Souvenirs : le départ aux études

copiebacLors de la remise de mon examen de mathématiques ce matin de juin 1987, vingt-et-un coups de canons retentirent. Heureux hasard conséquent à la visite du monarque élyséen, la séance immuable du baccalauréat nous priva tous, étudiants, d’un moment néanmoins historique pour notre petite île grande comme un demi alexandrin. Mitterrand allait donc être contrait d’attendre notre venue en métropole s’il tenait vraiment à nous voir, chose aussi improbable qu’une note de 20 sur 20…

L’obtention du baccalauréat, condition sine qua non pour la poursuite des études, fut donc chose faite au printemps, il restait donc quelques semaines avant notre départ pour la France. En attendant le jour du départ, il ne restait donc qu’à passer quelques heures par jour à l’Agence Régionale du Tourisme pour faire un peu d’argent.

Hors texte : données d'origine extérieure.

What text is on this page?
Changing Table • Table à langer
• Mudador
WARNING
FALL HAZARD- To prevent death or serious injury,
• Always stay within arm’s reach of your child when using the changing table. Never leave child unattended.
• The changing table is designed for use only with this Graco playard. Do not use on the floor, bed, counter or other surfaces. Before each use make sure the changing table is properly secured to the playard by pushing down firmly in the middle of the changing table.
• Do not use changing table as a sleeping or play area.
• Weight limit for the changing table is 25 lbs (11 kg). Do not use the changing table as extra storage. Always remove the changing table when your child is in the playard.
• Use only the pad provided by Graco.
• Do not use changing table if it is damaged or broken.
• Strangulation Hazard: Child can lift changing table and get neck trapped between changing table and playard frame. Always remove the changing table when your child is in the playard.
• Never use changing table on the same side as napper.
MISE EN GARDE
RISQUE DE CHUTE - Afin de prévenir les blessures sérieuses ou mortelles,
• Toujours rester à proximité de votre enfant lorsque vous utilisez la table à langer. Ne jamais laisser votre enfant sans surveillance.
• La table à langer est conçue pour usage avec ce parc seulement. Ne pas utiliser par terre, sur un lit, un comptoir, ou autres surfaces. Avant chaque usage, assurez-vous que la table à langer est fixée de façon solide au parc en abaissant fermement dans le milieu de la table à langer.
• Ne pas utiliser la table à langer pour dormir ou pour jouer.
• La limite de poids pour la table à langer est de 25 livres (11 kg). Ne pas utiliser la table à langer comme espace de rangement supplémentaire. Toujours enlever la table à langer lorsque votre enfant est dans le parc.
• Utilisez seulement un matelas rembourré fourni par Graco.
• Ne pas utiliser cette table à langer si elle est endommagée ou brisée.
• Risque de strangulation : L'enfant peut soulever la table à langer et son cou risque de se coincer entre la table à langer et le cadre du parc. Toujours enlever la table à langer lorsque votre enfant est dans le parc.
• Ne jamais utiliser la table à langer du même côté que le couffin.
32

L’arrivée d’une lettre de l’université de Bordeaux chamboula les derniers jours de cet été sympathique. Cette missive me sommant d’être présent aux séances d’inscriptions dès les premiers jours de septembre, même si les cours ne commençaient que bien plus tard, soit vers la fin du mois. L’administration universitaire étant peu enclin à l’humanisme, voire la compréhension de ma situation particulière, je dus partir en catastrophe pour la métropole. Ainsi, mon billet me mena d’abord à Sydney au Cap Breton, en Nouvelle Ecosse. L’avion d’Air Saint-Pierre, un bimoteur à hélice, un Hawker Siddley, reste pour tout Saint-Pierrais, l’ultime espace où il ne règne le temps du vol, un atmosphère qui est celle du caillou. Une fois que l’on franchit le portique de ce coucou, c’est un monde sans pitié qui s’ouvre en face de vous. On a beau voyager en groupe, traverser l’Atlantique en équipe sur un vol d’Air France ou de British Airways, notre faible contigent, noyé dans la masse des passagers d’un Boeing ou d’un Airbus est évidente. Nous découvrons ainsi, malgré nous, les premiers échantillons de la solitude qui nous attend dans les huit prochains mois. Arrivé à Sydney, quelques éléments étrangers nous semblaient un peu familiers : dalles du plancher, rainures métalliques dessinant les limites de celles-ci, la signalétique très canadienne des lieux, des visages qui ne peuvent être qu’issus de ce coin du monde. Quelques iliens nous croisaient, ils retournaient à Saint-Pierre, veinards !

Le vol suivant me ramena sur Halifax, puis Saint-Jean de Terre-Neuve. Etrange détour géographique que ce début du périple, il était néanmoins plus direct que le sempiternel crochet que beaucoup effectuaient sur Montréal. Deux mille kilomètres de recul pour mieux enjamber l’Océan qui sépare le DOM-TOM le plus proche de la métropole qui n’a jamais pu profiter d’un lien aérien direct. Le soleil venait de se coucher, ou du moins il avait du disparaître au delà de l’horizon car le ciel gris d’ordinaire s’assombrissait rapidement.

Le trans-atlantique pour Londres nous mena l’espace d’une très courte nuit au-dessus des collines verdoyantes d’Irlande. Le soleil se levait donc en Europe. Je crus reconnaître quelques couloirs du labyrinthe de Heathrow. Cinq ans plus tôt, un voyage scolaire nous avait aussi imposé un court séjour londonien.

Ce fut alors le vol sur Paris, arrivée à Charles de Gaulle et transit obligatoire pour Orly par le périphérique. Nous remarquons les plaques d’immatriculation des voitures, les publicités. Tout nous semble nouveau, étranger. Nous n’étions pas dimanche, mais c’était triste Orly. Destination Bordeaux, les hôtesses craignant la maladie contagieuse, manipulaient nos cartes d’embarquement (de simples jetons en plastique numérotés) avec des gants en plastique.

Ainsi débuta un périple de quatre ans d’études, d’amitiés, d’aventures et de découvertes. Les études.